In the 45th minute, with only really the time to be added for his on-pitch assessment left (we had four extra minutes), Baldock sat down. His vision was blurred, carrying on was ridiculous. Ampadu finally came on.

It was not the first time this season I had seen something like that. In December, Sheffield Wednesday’s Julian Borner took a bang to the head after about 15 minutes against Huddersfield Town. He underwent the same assessments but from the distance of the press box looked dazed and confused even when he returned. He did not last long before being substituted.

Not for a second am I suggesting either medical staff did not do their job professionally and properly. What I am suggesting, as others have, is they did not have enough time to be really sure the players were not concussed, and this is not an issue we should guess on.

In January, the Premier League started a trial of concussion substitutes, and the Blades took advantage against Leeds, which is why Baldock’s overdue removal did not count towards their three permitted changes. It was a welcome step but as so often with football on this issue, not far enough.

The Blades should have had the option of bringing Ampadu on immediately, and swapping the players back over if Baldock was not concussed. In rugby union temporary concussion substitutes can appear for up to 12 minutes of playing time until a final decision.

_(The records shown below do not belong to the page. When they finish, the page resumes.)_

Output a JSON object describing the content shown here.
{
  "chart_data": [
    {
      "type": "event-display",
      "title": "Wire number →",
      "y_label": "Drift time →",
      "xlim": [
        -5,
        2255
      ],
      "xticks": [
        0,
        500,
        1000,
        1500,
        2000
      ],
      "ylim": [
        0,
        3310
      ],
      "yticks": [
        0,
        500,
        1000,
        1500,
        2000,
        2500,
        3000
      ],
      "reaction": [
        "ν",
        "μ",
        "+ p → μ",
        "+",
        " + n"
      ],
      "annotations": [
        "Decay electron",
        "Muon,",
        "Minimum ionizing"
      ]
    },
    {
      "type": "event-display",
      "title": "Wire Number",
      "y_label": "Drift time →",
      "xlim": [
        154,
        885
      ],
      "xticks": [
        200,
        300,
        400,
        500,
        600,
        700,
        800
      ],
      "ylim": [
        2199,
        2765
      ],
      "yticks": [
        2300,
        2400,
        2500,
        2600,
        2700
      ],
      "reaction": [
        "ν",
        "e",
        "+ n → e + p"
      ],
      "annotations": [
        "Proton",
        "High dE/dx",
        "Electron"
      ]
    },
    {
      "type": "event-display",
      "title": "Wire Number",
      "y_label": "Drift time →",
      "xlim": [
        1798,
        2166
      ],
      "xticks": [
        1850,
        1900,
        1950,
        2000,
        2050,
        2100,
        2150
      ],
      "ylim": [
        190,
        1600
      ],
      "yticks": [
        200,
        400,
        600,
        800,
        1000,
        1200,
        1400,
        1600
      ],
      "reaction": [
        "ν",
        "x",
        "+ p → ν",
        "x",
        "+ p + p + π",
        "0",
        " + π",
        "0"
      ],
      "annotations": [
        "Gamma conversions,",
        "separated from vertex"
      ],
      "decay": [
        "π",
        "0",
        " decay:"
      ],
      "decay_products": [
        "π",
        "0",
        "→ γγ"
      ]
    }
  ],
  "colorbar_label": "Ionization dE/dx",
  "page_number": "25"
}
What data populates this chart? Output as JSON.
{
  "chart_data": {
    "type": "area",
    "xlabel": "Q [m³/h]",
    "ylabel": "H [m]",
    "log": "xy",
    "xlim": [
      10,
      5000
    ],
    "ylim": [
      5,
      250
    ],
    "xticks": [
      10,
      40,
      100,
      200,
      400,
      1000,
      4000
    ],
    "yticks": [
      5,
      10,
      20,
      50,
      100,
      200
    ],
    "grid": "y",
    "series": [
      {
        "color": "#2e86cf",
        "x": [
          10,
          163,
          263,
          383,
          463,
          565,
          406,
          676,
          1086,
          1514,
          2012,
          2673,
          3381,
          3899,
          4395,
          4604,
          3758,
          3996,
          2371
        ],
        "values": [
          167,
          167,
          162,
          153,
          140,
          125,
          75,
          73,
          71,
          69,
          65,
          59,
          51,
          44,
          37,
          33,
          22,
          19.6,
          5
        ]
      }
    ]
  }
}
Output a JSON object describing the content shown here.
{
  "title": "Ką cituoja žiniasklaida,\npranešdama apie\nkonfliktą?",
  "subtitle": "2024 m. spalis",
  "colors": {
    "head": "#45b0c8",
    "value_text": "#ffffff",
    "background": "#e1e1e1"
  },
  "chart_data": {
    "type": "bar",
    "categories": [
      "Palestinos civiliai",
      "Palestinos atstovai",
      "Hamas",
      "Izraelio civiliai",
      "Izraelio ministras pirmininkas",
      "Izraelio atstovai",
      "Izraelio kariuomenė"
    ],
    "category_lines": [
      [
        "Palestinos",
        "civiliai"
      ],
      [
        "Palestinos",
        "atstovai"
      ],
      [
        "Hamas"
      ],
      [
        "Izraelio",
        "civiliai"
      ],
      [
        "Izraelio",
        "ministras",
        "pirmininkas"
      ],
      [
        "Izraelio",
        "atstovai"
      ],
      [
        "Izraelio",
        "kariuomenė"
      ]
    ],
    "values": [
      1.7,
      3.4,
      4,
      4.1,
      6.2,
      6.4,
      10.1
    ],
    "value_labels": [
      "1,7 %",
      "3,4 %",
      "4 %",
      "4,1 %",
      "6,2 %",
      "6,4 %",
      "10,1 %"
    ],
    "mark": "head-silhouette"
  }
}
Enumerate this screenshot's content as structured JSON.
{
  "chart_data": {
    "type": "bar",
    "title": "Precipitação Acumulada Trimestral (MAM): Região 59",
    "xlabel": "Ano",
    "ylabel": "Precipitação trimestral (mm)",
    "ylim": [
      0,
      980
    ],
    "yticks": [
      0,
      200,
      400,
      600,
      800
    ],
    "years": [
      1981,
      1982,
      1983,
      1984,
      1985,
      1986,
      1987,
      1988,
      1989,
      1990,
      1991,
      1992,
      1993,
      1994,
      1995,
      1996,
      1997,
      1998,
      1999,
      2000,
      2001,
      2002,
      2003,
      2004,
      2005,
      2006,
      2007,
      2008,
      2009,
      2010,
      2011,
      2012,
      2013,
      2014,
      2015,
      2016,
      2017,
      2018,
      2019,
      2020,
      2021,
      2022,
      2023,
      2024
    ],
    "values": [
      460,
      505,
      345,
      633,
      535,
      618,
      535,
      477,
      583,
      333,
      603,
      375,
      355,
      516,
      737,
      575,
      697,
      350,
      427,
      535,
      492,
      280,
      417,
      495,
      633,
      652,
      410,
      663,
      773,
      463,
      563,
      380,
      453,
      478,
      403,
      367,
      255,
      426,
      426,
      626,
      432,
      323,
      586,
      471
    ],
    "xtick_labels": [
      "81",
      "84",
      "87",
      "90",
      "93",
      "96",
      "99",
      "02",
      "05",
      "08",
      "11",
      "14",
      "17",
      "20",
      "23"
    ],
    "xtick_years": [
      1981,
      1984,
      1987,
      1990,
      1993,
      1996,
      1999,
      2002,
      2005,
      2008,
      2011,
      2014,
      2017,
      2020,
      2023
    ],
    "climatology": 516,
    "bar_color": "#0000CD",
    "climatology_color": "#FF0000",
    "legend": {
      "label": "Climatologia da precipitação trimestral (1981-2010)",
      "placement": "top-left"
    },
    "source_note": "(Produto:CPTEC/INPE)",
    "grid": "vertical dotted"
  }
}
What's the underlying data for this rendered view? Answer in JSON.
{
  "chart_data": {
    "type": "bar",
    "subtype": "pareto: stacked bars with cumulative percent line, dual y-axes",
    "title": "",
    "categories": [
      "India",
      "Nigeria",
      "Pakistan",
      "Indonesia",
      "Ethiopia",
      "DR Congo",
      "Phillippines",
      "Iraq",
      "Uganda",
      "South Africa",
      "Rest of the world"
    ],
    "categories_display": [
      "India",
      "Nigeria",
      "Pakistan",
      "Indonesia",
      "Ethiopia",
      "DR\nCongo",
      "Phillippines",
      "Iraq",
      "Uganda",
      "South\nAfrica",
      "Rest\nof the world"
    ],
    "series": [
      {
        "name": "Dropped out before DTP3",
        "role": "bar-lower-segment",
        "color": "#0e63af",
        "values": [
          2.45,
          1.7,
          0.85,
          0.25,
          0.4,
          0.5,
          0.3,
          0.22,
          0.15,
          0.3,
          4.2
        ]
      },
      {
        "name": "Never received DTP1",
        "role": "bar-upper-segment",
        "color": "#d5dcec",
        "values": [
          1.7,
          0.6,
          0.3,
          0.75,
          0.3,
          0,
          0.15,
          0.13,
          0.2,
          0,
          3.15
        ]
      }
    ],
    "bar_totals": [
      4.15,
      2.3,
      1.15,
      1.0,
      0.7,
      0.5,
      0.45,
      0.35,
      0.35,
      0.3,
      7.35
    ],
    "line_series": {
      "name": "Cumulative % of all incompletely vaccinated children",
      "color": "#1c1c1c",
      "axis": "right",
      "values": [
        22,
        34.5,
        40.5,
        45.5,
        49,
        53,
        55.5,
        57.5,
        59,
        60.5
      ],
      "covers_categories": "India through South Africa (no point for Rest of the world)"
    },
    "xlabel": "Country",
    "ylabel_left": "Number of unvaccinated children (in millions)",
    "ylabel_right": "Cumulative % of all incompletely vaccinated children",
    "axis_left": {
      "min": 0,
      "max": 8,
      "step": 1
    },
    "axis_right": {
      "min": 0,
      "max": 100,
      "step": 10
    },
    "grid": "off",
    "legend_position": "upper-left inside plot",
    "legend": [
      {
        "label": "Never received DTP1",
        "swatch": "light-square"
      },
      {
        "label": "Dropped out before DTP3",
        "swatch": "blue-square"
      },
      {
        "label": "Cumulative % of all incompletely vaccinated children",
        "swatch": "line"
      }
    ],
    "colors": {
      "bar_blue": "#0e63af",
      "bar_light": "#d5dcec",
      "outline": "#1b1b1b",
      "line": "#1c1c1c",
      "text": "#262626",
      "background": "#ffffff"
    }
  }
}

“Players need to be properly assessed away from the crowd and the television cameras and they need a good 10 minutes,” surgeon Bill Ribbans told me in December. “The HIAs (head injury assessments) in rugby and cricket are quite a weighty document (four dense pages of A4). To go through that very objectively takes time.”

Links between dementia and regularly heading footballs – be they the heavy leather ones Charlton bullied or the lighter ones which can be smashed at so much greater speed – are still to be conclusively proven but the circumstantial evidence is becoming weighty. With research published yesterday suggesting a link between Covid-19 and dementia, this generation of players have other factors against them.

Looking too hard into it might open a raft of legal cases but taking risks with the current generation of millionaires is a far bigger gamble.

You surely do not need to be a brain surgeon, though, to work out that getting knocked out is not great for the grey matter.

Seeing Baldock, Borner and others head back onto the field was deeply uncomfortable.

Concussion substitutes will change the game and, like blood substitutes in rugby, could be exploited by the unscrupulous. If it means one less footballing hero reduced to what Charlton was, sign me up any day.